Protest Images in China Converted to NFTs

Protest Images in China Converted to NFTs

Photos from the protests against the zero Covid-19 policy in China are up for sale as non-fungible tokens (NFTs) on OpenSea.

Over the weekend, massive protests erupted on the streets of China’s major cities, including Urumqi, Beijing, Shanghai, Wuhan, and Guangzhou. The city government attributed some of the tragedy to the victims’ inability to save themselves, which accelerated the spread of protests. Footage from the protests was also posted on the NFT platform as a response.

Protest Footage in China Up for Sale as NFT

Photos taken from the protests against the Covid 19 policy in China have been put up for sale as NFT on OpenSea, one of the largest NFT markets.

The protests began after a deadly fire last Thursday in Urumqi, the capital of northwest China’s Xinjiang province.

A Polygon-based NFT collection of 135 photos titled Silent Speech is offered at a starting bid of 0.01 ETH ($11.74) in a seven-day auction starting Sunday.

Another NFT collection, Bank Paper Movement, consists of 24 stylized paintings, often featuring crowds of protesters holding blank papers, symbolizing the suppression of freedom of expression.

Covid-19 protests in China spread to Beijing

The protests, which took place in Urumqi, the capital of the Xinjiang Uyghur Autonomous Region, and in the port city of Shanghai, spread to Beijing, the capital of China.

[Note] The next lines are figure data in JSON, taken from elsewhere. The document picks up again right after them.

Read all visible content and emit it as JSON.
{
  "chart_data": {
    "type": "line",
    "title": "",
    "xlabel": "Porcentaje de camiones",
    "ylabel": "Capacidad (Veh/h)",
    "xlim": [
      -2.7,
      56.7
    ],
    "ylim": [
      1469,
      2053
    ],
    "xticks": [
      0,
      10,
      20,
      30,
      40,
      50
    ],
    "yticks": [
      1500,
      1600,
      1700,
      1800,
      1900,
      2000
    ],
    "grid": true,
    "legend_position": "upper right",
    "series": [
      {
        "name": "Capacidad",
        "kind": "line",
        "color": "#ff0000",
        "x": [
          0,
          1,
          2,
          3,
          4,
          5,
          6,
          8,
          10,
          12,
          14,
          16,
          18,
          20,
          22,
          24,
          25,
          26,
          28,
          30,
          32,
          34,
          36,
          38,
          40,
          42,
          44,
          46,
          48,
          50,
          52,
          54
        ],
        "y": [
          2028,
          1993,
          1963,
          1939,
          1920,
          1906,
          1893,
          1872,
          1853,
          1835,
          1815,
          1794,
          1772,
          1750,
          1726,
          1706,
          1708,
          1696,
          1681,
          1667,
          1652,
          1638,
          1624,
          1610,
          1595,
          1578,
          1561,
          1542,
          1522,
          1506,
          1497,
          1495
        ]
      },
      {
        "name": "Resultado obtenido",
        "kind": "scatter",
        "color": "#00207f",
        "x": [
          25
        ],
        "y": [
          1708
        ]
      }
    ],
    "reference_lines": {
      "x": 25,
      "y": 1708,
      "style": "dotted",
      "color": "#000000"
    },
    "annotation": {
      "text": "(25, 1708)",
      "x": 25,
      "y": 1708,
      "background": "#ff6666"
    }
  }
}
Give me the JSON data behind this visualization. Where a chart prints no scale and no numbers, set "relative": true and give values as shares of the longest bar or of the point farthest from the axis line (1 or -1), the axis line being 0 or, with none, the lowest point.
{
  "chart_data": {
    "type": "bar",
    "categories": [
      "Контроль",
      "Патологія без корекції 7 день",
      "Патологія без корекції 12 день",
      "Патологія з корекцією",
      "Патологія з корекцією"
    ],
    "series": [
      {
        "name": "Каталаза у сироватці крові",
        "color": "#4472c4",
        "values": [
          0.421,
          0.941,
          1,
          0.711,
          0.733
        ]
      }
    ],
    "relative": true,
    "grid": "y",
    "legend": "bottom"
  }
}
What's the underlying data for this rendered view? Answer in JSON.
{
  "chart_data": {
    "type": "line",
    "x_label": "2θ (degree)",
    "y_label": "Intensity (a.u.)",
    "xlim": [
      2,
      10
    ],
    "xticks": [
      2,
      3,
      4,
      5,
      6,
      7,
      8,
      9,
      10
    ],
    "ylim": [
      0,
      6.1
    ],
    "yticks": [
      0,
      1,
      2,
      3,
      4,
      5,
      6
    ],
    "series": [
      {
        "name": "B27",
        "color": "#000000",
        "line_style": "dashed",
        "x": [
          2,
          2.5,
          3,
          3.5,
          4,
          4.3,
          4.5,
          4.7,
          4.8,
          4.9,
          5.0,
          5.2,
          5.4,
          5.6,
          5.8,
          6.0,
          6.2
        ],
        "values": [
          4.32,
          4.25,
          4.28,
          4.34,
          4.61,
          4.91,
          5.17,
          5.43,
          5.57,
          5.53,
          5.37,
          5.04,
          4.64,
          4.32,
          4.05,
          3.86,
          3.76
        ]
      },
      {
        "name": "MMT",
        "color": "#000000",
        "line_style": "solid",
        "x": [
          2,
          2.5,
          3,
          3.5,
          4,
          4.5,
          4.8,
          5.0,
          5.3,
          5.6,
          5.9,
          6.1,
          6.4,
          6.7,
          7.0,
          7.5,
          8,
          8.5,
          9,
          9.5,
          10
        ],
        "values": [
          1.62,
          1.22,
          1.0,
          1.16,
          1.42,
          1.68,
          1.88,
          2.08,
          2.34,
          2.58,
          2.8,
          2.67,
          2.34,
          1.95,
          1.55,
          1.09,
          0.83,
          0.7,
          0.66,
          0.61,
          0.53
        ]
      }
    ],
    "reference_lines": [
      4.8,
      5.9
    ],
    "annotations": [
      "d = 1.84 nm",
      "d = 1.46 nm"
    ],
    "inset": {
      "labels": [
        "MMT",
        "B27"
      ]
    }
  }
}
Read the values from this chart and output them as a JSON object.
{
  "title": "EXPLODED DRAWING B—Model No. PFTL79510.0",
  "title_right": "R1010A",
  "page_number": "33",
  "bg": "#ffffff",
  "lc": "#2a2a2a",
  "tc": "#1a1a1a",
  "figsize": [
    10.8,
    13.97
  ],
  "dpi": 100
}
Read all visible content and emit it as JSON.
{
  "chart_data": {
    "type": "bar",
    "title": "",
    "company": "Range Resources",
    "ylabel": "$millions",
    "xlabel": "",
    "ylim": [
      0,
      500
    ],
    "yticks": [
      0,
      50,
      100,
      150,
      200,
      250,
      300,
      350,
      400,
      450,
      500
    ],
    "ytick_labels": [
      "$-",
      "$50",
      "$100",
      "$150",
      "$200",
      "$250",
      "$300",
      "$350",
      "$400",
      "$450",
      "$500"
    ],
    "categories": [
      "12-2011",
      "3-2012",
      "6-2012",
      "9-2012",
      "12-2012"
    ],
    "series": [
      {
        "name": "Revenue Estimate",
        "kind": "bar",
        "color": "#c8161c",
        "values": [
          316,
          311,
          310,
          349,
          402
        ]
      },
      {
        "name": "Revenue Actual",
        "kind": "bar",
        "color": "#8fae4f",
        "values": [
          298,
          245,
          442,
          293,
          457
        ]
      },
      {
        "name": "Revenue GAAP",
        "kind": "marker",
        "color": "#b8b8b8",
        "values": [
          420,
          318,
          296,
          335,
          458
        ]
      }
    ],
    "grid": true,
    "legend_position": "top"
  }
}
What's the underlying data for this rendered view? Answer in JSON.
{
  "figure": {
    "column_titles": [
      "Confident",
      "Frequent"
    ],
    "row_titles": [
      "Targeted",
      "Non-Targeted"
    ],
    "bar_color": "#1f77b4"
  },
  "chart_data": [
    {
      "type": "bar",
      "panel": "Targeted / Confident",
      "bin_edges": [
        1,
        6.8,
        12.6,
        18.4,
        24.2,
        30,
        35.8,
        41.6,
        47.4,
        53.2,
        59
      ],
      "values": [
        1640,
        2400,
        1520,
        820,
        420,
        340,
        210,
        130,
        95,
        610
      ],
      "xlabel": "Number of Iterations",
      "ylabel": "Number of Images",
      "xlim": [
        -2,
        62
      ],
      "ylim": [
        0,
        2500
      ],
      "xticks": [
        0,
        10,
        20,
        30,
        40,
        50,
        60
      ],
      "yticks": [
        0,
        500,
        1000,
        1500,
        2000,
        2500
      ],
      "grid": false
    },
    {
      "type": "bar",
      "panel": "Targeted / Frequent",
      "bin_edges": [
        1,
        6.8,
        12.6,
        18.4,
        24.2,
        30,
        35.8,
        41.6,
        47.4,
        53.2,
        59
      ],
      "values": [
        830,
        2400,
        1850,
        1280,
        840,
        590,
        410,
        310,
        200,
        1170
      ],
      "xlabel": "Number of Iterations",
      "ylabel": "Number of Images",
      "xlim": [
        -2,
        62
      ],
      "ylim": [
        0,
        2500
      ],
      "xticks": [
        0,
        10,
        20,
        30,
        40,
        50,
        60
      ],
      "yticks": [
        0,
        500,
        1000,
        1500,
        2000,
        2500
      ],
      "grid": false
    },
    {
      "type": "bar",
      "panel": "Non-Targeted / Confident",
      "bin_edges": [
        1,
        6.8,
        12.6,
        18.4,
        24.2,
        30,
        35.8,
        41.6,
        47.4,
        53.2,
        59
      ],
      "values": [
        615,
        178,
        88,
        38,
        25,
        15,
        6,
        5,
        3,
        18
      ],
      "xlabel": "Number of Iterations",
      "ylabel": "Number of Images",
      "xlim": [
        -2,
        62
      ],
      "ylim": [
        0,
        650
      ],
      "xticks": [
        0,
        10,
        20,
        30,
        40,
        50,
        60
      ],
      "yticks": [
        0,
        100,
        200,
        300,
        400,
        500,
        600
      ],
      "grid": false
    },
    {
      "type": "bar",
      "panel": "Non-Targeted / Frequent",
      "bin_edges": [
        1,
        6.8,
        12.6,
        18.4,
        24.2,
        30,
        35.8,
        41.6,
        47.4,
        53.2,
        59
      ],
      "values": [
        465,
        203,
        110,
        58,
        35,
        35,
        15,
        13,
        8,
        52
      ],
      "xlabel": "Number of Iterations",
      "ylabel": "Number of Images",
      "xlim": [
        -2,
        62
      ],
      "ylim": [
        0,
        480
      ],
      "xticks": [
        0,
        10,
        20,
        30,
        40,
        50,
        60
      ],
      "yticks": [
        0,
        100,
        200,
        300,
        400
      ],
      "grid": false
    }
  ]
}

During the protests in Beijing, the “zero-Covid” policy implemented in the country was criticized and those who lost their lives in Urumqi were commemorated.

Protests against Covid-19 measures are spreading across the country, following the fire that broke out in an apartment claimed to be under quarantine in Urumqi, the center of the Xinjiang Uyghur Autonomous Region in China.

At the protest held in Beijing, the capital of China, the demonstrators criticized the government and state media’s stance on the fire and voiced their demands for civil rights and freedom of expression.

Groups of several hundred people gathered on both sides of the Liamao Canal at night in Chaoyang district in central Beijing to commemorate those who lost their lives in the Urumqi fire.

The crowd, lighting candles and laying flowers by the river, held up blank white papers, which had become the symbol of protests, and chanted “we don’t want quarantine”, “we don’t want tests”, and “we want freedom”.